Je suis conscient que nos experts sont perdus dans leurs expertises. Dépourvus de notions de « généralité », ils peuvent seulement évoluer dans un cadre spécifique, tel que travailler sur un projet qui tombe dans leur domaine de prédilection ou bien gérer une institution.
Par exemple, nos constitutionnalistes croient être à la hauteur de la situation. Mais, comme je viens de le dire, si nous continuons d’ignorer volontairement les contradictions qui nous ont conduits dans ces bas-fonds, si nous refusons de procéder aux rectifications nécessaires, toutes démarches contraires amèneront de plus grands tourments, soit le coup de grâce.

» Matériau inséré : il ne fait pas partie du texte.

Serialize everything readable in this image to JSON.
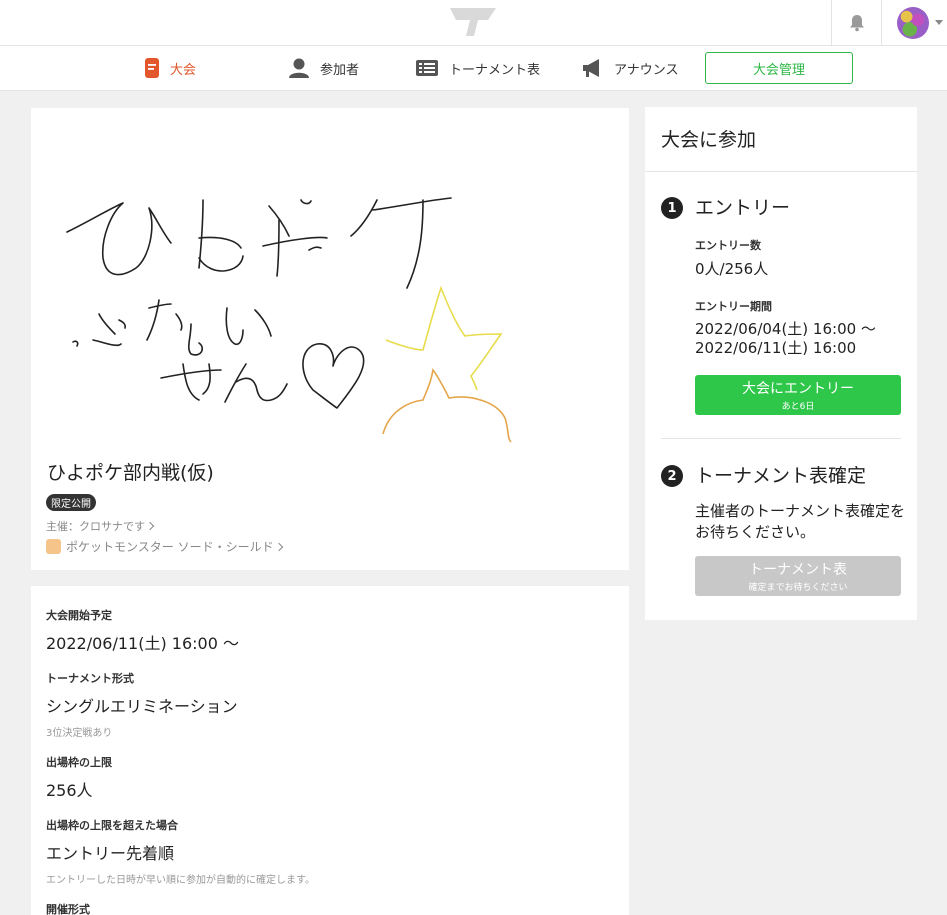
{
  "nav": {
    "tabs": [
      {
        "label": "大会",
        "active": true
      },
      {
        "label": "参加者"
      },
      {
        "label": "トーナメント表"
      },
      {
        "label": "アナウンス"
      }
    ],
    "manage_label": "大会管理"
  },
  "colors": {
    "accent": "#e2572b",
    "green": "#2ec74a",
    "disabled": "#c8c8c8"
  },
  "tournament": {
    "title": "ひよポケ部内戦(仮)",
    "visibility_badge": "限定公開",
    "organizer": "主催：クロサナです",
    "game": "ポケットモンスター ソード・シールド",
    "sketch_text": [
      "ひよポケ",
      "ぶない",
      "せん"
    ]
  },
  "details": [
    {
      "label": "大会開始予定",
      "value": "2022/06/11(土) 16:00 ～",
      "note": ""
    },
    {
      "label": "トーナメント形式",
      "value": "シングルエリミネーション",
      "note": "3位決定戦あり"
    },
    {
      "label": "出場枠の上限",
      "value": "256人",
      "note": ""
    },
    {
      "label": "出場枠の上限を超えた場合",
      "value": "エントリー先着順",
      "note": "エントリーした日時が早い順に参加が自動的に確定します。"
    },
    {
      "label": "開催形式",
      "value": "",
      "note": ""
    }
  ],
  "join": {
    "heading": "大会に参加",
    "step1": {
      "num": "1",
      "title": "エントリー",
      "count_label": "エントリー数",
      "count_value": "0人/256人",
      "period_label": "エントリー期間",
      "period_start": "2022/06/04(土) 16:00 ～",
      "period_end": "2022/06/11(土) 16:00",
      "button_main": "大会にエントリー",
      "button_sub": "あと6日"
    },
    "step2": {
      "num": "2",
      "title": "トーナメント表確定",
      "message": "主催者のトーナメント表確定をお待ちください。",
      "button_main": "トーナメント表",
      "button_sub": "確定までお待ちください"
    }
  }
}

Cependant, en leur remettant le « Projet de la refondation nationale », soit un paramètre tangible, nos experts ne peuvent pas se tromper.
Vous devez vous rappeler que sur ces rives où nous nous tenons, au cours des années soixante dix, une infinité de jeunes gens s’exerçaient au maniement des armes de guerre dans le but de renverser la dictature de l’époque.

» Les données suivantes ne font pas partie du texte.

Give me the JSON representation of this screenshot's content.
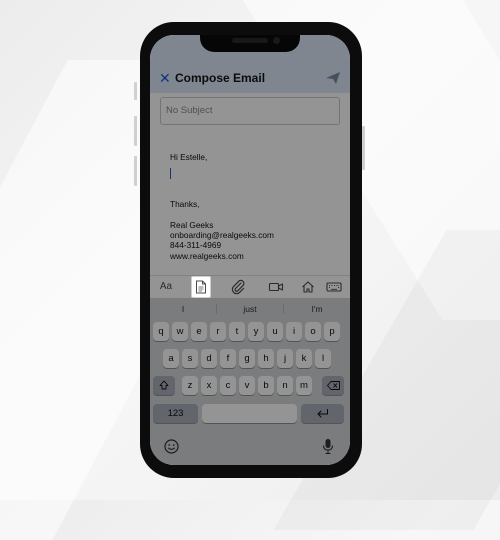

Certains d’entre eux ont participé à des invasions, au cours desquelles, ils ont versé leur sang.
Si Haïti renie ses héros, nous autres de l’extérieur, nous devons être conscients de ces cavalcades épiques qui effleurent notre peau comme la pointe des baïonnettes fantômes.
Chaque Haïtien doit faire en sort pour être du côté de la solution, non du problème. J’insiste sur ce point, parce que certains d’entre nous sont devenus célèbres en se contentant de faire des constats, sans aucun souci d’engagement.
Mes longues années de militance m’ont appris que l’Haïtien est un peuple indiscipliné, naïf et réfractaire.
Le « complot positif » dont vous avez proposé connaîtra le succès si on conçoit une nouvelle approche de la crise.
Dans vos planifications, vous devez inclure les points suivant, à savoir : Ouvrir un bureau à Port-au-Prince, Nouer une alliance stratégique avec un petit groupe de citoyens fréquentables, enclin au changement, Assurer le financement des activités.
En d’autres termes, les émigrés doivent éviter d’intervenir directement sur la scène politique nationale. Ils doivent se contenter de nouer des alliances sur le terrain, faire des propositions, financer en dernier recours le mouvement de changement.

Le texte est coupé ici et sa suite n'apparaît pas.